Rates are still much higher than they were when tens of billions of dollars of office loans were made, and much of that debt is now maturing. The recent interest-rate cut doesn’t mean “office-sector woes are now over,” said Ermengarde Jabir, director of economic research for Moody’s commercial real-estate division.

Lenders are dumping distressed properties at steep discounts to what the buildings were worth before the pandemic. Some buyers are trying to compete simply by cutting their rents.

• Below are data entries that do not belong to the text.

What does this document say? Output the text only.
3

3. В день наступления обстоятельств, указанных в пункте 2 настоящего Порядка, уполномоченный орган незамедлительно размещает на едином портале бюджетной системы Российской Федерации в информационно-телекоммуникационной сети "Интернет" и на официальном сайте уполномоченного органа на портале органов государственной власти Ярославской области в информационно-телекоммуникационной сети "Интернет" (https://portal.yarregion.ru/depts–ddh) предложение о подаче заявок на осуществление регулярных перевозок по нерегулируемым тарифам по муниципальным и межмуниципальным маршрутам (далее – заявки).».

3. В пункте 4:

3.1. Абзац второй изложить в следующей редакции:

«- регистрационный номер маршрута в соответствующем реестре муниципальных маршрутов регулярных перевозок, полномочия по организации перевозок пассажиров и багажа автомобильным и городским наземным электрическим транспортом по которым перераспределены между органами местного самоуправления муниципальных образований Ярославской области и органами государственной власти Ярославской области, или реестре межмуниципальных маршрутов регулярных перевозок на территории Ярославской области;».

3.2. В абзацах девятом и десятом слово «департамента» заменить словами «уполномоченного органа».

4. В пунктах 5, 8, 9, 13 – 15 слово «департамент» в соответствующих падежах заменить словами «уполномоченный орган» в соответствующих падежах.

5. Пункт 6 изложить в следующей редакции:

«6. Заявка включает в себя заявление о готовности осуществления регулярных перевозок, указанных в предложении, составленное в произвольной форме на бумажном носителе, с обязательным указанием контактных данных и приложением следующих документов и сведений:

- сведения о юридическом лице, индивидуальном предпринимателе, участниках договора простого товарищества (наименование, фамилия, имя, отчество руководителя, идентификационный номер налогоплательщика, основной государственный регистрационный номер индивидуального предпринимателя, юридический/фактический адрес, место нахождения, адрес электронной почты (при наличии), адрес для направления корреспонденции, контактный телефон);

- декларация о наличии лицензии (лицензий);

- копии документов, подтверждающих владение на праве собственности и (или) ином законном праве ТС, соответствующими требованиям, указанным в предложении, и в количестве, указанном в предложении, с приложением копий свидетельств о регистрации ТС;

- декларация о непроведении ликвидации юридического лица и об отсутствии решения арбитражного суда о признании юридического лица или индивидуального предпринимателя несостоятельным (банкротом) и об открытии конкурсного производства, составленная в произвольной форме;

“Most owners don’t have the wherewithal to do what is required,” said Jamie Drummond, the Newmark senior managing director who is 1 Tower Center’s leasing agent. “Owners positioned to highly amenitise their buildings are the ones who are successful.”

HCLTech, a global technology company, illustrates the appeal. It greatly expanded its presence in New Jersey by moving this year to a 40,000-square-foot space designed for its East Coast headquarters at 1 Tower Center.

The India-based company said it was drawn to the building’s amenities and design. That made possible a variety of workspaces for employees, from quiet nooks to an artificial-intelligence lab. “You can’t just open an office and expect [employees] to be there,” said Meenakshi Benjwal , HCLTech’s head of Americas marketing.

HCLTech also liked the location near the homes of its employees and clients in the pharmaceutical, financial-services and other businesses.

Finally, it didn’t hurt that the building is a short drive from nearby MetLife Stadium. The company has a 75-person suite on the 50 yard line where it entertains clients at concerts and National Football League games.

“All of our clients love to fly from distant locations to experience the suite and stadium,” Benjwal said.